Often, when people quit booze it becomes a numbers game as they focus really hard on clocking up days.
Longer term, the physical side of achieving sobriety will look after itself if you keep your focus and accept you shouldn’t drink at all. If you’ve admitted your relationship with alcohol is broken, this isn’t about doing deals; you can’t just have one or water down wine. Stop trying to cheat! You need to surrender and accept you can’t drink. Not any, not ever.
When you’ve accepted that, your physical cravings will eventually subside. You tuck weeks and months under your belt, pass your first year and if you’re like me, you stop counting.
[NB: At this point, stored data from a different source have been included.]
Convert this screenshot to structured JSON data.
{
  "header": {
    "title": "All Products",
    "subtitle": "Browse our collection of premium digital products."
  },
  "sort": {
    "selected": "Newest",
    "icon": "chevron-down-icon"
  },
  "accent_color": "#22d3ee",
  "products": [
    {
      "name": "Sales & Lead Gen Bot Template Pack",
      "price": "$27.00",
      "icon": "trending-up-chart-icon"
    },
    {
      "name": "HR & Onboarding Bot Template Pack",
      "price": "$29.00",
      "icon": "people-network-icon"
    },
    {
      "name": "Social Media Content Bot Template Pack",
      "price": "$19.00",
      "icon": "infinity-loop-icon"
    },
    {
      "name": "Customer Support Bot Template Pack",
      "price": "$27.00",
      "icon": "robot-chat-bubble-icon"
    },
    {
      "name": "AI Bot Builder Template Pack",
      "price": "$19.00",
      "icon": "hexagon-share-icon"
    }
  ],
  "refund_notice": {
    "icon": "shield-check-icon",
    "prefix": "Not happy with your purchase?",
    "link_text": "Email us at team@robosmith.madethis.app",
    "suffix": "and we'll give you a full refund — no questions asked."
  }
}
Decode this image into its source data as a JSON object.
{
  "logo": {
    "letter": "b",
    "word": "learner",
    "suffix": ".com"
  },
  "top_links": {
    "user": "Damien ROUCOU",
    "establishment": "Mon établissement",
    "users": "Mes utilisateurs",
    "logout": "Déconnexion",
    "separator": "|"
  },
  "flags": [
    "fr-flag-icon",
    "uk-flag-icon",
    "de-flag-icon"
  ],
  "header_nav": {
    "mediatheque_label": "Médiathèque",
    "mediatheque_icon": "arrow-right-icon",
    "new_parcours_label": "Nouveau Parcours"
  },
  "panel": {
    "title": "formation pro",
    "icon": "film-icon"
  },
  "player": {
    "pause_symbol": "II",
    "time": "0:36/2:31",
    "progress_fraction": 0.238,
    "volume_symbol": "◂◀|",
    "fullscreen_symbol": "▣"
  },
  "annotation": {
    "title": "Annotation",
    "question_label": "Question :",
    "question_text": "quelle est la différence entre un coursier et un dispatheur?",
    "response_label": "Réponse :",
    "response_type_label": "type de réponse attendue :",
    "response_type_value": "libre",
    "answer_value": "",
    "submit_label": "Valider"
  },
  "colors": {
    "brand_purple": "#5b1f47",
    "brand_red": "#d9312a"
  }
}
Brilliant!
That doesn’t mean you’ve cracked it, unfortunately. Life likes to keep us on our toes and you’ll find another challenge still lingers – achieving emotional sobriety.
How difficult you find giving up drinking and sticking with sobriety can often depend on how messy what lurks underneath is. For many hardened drinkers, alcohol isn’t about fun at all; it’s about trying to control the troubled, turbulent inner world.
Starting to take hold of the reins on this is a process that runs parallel to remaining physically sober.
This is about finding and maintaining emotional equilibrium, regulating moods, maintaining perspective on life’s challenges and living in the present. Essentially, it’s an ability to roll with the punches while remaining Zen-ish.
Sometimes you purely have to tolerate today; it’s unrealistic to think you’re always going to be leaping around marvelling at how fantastic life is. Sometimes life sucks and you’re allowed to dial it down and go quiet.
Let’s be honest, the hardest thing about giving up booze long-term is all the crap you’re left with. The tangled knotted emotions, wounds from long ago, and often, an underdeveloped ability to cope with rocky times. Achieving emotional sobriety can be much more complicated than the simple process of physical abstinence. But, it’s crucial for long-term success.
When our skills of self-regulation aren’t well learned, it’s common to reach for outside ‘solutions’ to restore our sense of calm – alcohol, food, gambling, whatever your poison is.
While you’re a work in progress, your emotions are out of control and your thinking can run away with you. The trick is to recognise and accept there’s still work to be done. Don’t punish yourself for not being perfect.
The goal is to endure intense emotions without knee jerking and acting in dysfunctional, compulsive ways.
When you have achieved emotional sobriety you can bring yourself back into balance when you fall out of it. Until that comes naturally, focus on pressing pause, don’t panic, don’t react, sit with your emotions and let the world spin around you. Remember bad days won’t last forever.
Getting emotionally sober comes with practice.
In the meantime, simply not making things any worse is a good start.